Original topic: 关于TiKV行存储实现列的疑问

| username: TiDBer_U161qhfO

In the implementation of Bigtable, there are multiple concepts such as LG/CF/Qu.
In fact, in this model, what is exposed to the business is a concept similar to ‘column’, but the underlying storage is still in the form of rows.
For example:
Users use set(rowkey, cf1, “column1”, value) to read and write
The storage side uses <rowkey_cf_column1, value> to actually use leveldb for storage

In TiKV, CF is not exposed to users, and it is actually only dependent on transaction implementation. Moreover, I understand that the underlying storage is truly “row”-based? According to the document (https://tidb.net/blog/4fbd0203)
My understanding of this document is that the data format orchestrated at the TiKV underlying level is <rowkey, [value1, value2, …]>, and the encoding format of the value is as mentioned in the document. If my understanding is accurate, I have a few questions:

  1. For this organization method, why not use multiple rows as implemented in Bigtable? What are the advantages and disadvantages of each?
  2. If a user changes the data of a certain ‘column’, how is it actually implemented in TiKV? (Read Modify Write?)
  3. The compute side will push down some compute tasks to the storage layer, such as (where name=‘Tikv’), so the storage side actually knows the meaning of each column, right? The main reason for asking this question is to understand whether orchestrating this data on the business side can reduce the complexity of storage, or whether it is indeed SQL that currently manages the schema. For example, for storage, it is just K-V (storage does not know the format of V), and after reading this data, only the upper-layer SQL computation can parse this part of the data.
| username: xingzhenxiang | Original post link

TiFlash uses columnar storage.

| username: TiDBer_U161qhfO | Original post link

What I mean is, for row-based data, how does TiKV provide ‘column’ capabilities, at least from the user’s perspective?
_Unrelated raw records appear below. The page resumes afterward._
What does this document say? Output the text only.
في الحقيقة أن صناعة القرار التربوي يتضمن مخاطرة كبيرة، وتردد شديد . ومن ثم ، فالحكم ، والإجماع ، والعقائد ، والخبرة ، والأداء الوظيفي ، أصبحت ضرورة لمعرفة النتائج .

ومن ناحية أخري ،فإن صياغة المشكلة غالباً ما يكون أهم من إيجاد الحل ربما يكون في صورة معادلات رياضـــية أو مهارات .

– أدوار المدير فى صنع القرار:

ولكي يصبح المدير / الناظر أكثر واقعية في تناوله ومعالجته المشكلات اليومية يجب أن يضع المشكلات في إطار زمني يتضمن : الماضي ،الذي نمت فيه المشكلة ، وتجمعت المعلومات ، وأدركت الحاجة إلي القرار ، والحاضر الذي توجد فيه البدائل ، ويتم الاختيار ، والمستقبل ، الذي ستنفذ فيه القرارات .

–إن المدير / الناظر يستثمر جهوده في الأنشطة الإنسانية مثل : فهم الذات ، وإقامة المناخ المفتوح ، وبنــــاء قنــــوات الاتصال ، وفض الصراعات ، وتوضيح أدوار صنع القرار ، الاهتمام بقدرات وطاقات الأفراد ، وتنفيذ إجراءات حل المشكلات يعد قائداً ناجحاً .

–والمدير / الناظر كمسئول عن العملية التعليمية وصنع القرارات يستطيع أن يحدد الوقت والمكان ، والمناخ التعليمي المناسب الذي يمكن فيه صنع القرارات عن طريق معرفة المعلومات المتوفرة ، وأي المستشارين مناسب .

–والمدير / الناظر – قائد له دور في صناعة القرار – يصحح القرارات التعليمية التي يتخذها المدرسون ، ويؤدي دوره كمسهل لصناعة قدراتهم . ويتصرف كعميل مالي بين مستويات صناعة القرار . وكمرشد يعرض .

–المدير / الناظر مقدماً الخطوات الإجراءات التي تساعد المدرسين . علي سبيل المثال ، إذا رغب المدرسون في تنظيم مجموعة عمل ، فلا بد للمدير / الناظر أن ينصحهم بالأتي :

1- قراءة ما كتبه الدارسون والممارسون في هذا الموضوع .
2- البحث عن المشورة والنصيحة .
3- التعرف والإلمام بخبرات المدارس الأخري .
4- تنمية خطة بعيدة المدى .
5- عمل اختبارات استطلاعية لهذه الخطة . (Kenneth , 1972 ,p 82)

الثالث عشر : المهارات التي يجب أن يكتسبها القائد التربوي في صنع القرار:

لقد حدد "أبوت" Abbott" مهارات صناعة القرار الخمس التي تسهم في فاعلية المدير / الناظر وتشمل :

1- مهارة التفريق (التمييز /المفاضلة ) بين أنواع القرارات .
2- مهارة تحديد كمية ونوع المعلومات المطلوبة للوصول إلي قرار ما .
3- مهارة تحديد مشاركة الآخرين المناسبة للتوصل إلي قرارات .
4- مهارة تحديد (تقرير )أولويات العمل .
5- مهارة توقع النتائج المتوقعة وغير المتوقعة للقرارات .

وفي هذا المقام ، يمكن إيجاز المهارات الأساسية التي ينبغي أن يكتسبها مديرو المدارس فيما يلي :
| username: WalterWj | Original post link

In key values, the values contain column information. Changing one column means re-encoding the entire row and appending it. MVCC controls the version.

| username: TiDBer_U161qhfO | Original post link

Where is the work of encoding and decoding entire rows done, in TiKV or on the SQL side?

| username: WalterWj | Original post link

You can check out the public videos from your company, there should be an introduction.

| username: Jellybean | Original post link

SQL parsing and processing, execution plan optimization and generation, and data encoding and decoding are done on the tidb-server side, while the tikv-server is responsible for MVCC, transactions, raft peer replication, and other tasks.

| username: TiDBer_U161qhfO | Original post link

Distributed SQL Computing
“First, the predicate condition name = "TiDB" in SQL should be pushed down to the storage node for computation.”
According to your statement, for this description on the official website, if SQL is doing encoding and decoding, how can the computation of name='TiDB' be pushed down to storage? I understand that if it can be pushed down to storage, it must be decoded in storage, right? Also, I saw the TiKV source code analysis document, is it referring to the coprocessor?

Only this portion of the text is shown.